Source: Scientific Reports Published:2021


Abstract

Given the capacity of Optical Coherence Tomography (OCT) imaging to display structural changes in a wide variety of eye diseases and neurological disorders, the need for OCT image segmentation and the corresponding data interpretation is latterly felt more than ever before. In this paper, we wish to address this need by designing a semi-automatic software program for applying reliable segmentation of 8 different macular layers as well as outlining retinal pathologies such as diabetic macular edema. The software accommodates a novel graph-based semi-automatic method, called “Livelayer” which is designed for straightforward segmentation of retinal layers and fluids. This method is chiefly based on Dijkstra’s Shortest Path First (SPF) algorithm and the Live-wire function together with some preprocessing operations on the to-be-segmented images. The software is indeed suitable for obtaining detailed segmentation of layers, exact localization of clear or unclear fluid objects and the ground truth, demanding far less endeavor in comparison to a common manual segmentation method. It is also valuable as a tool for calculating the irregularity index in deformed OCT images.

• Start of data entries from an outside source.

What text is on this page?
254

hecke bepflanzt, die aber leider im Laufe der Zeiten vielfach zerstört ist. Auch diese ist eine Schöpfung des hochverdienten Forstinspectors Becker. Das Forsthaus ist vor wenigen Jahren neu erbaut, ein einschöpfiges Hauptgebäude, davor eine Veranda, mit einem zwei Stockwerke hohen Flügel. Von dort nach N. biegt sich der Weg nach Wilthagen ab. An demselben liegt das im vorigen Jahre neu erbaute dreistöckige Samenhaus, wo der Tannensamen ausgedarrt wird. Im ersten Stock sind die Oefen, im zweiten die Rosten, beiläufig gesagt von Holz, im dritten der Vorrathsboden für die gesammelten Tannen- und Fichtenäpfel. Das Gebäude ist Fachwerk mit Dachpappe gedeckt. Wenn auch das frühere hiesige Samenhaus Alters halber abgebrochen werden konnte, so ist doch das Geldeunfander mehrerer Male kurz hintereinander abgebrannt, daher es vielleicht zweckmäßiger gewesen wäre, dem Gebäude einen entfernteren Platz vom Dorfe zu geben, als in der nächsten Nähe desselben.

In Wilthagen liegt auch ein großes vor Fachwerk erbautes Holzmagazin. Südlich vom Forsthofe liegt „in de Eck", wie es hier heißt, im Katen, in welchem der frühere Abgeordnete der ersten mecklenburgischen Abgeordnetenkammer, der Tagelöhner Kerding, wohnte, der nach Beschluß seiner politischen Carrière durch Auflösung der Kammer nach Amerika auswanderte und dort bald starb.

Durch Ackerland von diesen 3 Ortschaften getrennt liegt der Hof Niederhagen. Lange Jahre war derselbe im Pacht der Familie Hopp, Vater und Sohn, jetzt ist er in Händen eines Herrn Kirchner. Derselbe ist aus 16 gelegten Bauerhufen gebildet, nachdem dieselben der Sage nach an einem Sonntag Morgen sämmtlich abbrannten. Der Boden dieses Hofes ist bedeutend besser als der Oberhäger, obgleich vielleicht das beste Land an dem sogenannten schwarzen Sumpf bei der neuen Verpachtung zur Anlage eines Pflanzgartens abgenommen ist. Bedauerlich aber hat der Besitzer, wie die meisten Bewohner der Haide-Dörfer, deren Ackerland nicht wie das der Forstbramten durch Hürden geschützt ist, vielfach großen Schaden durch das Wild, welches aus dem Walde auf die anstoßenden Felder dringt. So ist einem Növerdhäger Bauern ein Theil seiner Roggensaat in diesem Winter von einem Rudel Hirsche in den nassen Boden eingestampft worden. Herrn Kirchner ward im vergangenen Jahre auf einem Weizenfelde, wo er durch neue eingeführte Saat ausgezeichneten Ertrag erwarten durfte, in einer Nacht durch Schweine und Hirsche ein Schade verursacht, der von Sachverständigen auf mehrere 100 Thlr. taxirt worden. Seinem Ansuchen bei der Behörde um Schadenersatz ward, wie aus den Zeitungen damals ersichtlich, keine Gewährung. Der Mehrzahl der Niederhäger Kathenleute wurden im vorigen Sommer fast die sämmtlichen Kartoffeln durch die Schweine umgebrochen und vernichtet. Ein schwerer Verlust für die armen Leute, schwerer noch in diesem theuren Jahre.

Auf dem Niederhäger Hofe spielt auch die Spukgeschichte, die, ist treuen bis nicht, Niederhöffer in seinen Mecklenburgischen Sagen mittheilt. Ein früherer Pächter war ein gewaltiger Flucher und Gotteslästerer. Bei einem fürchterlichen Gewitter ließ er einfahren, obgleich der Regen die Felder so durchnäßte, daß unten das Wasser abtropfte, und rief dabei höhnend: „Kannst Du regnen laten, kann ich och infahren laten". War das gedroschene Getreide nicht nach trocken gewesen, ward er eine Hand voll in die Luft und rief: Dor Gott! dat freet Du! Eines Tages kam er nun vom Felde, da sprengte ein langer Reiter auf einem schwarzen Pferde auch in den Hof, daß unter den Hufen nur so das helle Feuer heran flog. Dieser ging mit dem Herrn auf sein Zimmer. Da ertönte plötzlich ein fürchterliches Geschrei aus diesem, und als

The amount of time (seconds) that Livelayer required for segmentation of Inner Limiting Membrane, Inner Plexiform Layer–Inner Nuclear Layer, Outer Plexiform Layer–Outer Nuclear Layer was much less than that for the manual segmentation, 5 s for the ILM (minimum) and 15.57 s for the OPL–ONL (maximum). The unsigned errors (pixels) between the semi-automatically labeled and gold standard data was on average 2.7, 1.9, 2.1 for ILM, IPL–INL, OPL–ONL, respectively. The Bland–Altman plots indicated perfect concordance between the Livelayer and the manual algorithm and that they could be used interchangeably. The repeatability error was around one pixel for the OPL–ONL and < 1 for the other two. The unsigned errors between the Livelayer and the manual algorithm was 1.33 for ILM and 1.53 for Nerve Fiber Layer–Ganglion Cell Layer in peripapillary B-Scans. The Dice scores for comparing the two algorithms and for obtaining the repeatability on segmentation of fluid objects were at acceptable levels. © 2021, The Author(s).